拉缰停马,容鹤荀寻常地开口:“你早点休息,如果明日要来庄里,派人通知我,我会让庄里的弟兄来接你,不要独自上路,这你应该知道。”
汪暮虹凝视着他,她抿了抿唇,“为什么?”
他用眼神询问着她的疑问句。
“我指的是你的心。”她将修长柔美的纤纤玉手指向了他的心脏部位,哭笑着说道:“你为什么要对我这么温柔和细心?但是你知道吗?你越是这样就越让我感受到我们之间的距离---那种永远不能进一步的距离,永远比不过你和芷儿感情的距离。”
“你是什么意思?”容鹤荀猛然一震。
“问你自己。”汪暮虹勾起嘴角那一丝漠然的微笑,干脆点破的问:“你和芷儿究竟是什么关系?你们不是兄妹,我猜对了吗?”
他以冷冷地眼神看着她,“我不懂你在说什么。”
“你不会不懂。”她有点恨意的说,“你很明白,你在客栈里的震怒是为了芷儿,不管她是怎么误解你爱我有多深,但是你很清楚,你绝不是为了我这个虚有其名的未婚妻。
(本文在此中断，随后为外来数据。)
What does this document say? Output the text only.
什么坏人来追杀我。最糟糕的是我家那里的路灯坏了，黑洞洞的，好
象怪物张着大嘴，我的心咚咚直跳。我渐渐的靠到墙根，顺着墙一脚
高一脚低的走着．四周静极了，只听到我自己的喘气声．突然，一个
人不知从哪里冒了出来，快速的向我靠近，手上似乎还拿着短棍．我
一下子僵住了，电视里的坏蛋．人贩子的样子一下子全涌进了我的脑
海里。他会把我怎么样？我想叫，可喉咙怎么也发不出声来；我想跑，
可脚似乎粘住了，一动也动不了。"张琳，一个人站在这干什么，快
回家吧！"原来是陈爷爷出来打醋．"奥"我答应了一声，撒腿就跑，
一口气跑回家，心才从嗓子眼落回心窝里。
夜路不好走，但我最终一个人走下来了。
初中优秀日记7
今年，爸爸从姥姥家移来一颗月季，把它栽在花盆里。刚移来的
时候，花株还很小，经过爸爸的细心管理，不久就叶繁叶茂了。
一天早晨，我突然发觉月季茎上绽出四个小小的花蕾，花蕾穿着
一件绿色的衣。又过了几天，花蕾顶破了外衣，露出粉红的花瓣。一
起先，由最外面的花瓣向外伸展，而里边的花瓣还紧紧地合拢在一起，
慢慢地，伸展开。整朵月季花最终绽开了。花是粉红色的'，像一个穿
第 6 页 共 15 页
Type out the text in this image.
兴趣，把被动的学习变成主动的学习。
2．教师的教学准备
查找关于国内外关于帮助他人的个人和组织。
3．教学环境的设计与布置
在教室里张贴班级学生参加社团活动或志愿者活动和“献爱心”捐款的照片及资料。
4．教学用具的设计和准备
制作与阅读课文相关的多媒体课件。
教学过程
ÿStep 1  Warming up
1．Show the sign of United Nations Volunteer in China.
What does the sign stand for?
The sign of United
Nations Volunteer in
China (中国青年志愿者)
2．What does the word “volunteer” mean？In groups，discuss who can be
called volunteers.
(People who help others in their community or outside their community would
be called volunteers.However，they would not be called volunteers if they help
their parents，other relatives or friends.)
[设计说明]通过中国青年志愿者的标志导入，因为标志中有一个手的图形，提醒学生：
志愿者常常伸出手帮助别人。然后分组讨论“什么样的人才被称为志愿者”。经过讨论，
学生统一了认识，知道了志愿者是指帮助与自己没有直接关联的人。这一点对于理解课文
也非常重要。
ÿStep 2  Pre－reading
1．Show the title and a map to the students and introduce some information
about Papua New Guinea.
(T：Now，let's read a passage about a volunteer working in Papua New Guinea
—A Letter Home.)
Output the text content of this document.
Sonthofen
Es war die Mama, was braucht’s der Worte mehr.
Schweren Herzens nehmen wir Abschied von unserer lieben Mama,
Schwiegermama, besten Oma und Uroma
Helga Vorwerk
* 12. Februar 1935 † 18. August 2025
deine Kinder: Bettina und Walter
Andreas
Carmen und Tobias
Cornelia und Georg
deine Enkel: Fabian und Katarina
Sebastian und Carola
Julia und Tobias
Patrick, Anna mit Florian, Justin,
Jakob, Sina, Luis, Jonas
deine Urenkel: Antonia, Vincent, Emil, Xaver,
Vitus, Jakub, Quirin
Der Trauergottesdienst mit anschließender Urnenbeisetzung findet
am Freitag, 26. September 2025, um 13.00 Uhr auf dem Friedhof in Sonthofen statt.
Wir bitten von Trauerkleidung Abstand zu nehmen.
”
容鹤荀对她那番重话不加以辩解,只是轻描淡写的说道:“如果你执意要这么说,我没有办法。”
汪暮虹那向来柔美至极的脸庞出现了一丝嘲讽的笑。“鹤荀,我们就快成亲了,你为何不坦白向我承认,说你爱的是容芷,根本不是我,而我只是个代替品,代替你不能得到她的空虚而已,对吗?”
汪暮虹这时的自觉连她自己都感到可悲,多不值啊!她倾慕了他三年,愿意与之共度白首的男子,居然一直深爱着另一个女子,就算她汪暮虹不是那么心高气傲,恐怕也难平此怨,更何况自小丧母,爹对她极其的溺爱和珍视,他不把心给她,要她如何甘心?
她不会放弃的,纵然容鹤荀不爱她,她也绝不会放手,她要牵绊住他,不会让他到容芷的身边去---
她在心中轻笑一声,没错!到秋末她就是他正式的妻子了,哪怕是死,她都要留住他。
面对汪暮虹犀利以及带着几许研判意味的眼光,容鹤荀淡淡地撇撇唇,定定地说:“不存在的事,你要我如何承认?”
“不存在?”汪暮虹脸上的讥讽更浓,“如果你吻我,我就相信你和芷儿没有任何不明确的关系,否则我会向爹求证,我还会告诉他,我们这么亲密的未婚夫妻,很可笑的,你居然连碰都没有碰过我,你想,如果你爹知道了这件事,他会怎么想?”
容鹤荀的下颚紧缩了,他瞪视着汪暮虹,吻她---这辈子他没吻过任何女子,而他想吻的女子可望而不可及,现在她却要求自己吻她,如果自己吻了她,就视同背叛了对芷儿的感情---
“不想吻我是吗?”汪暮虹讥诮地扬起了下巴笑了,笑得有点苦涩,一丝黯然闪过她的眼中,但她很快的又恢复了嘲谑,“没关系,闭上眼睛,你可以把我当成你爱的人,我不会介意。”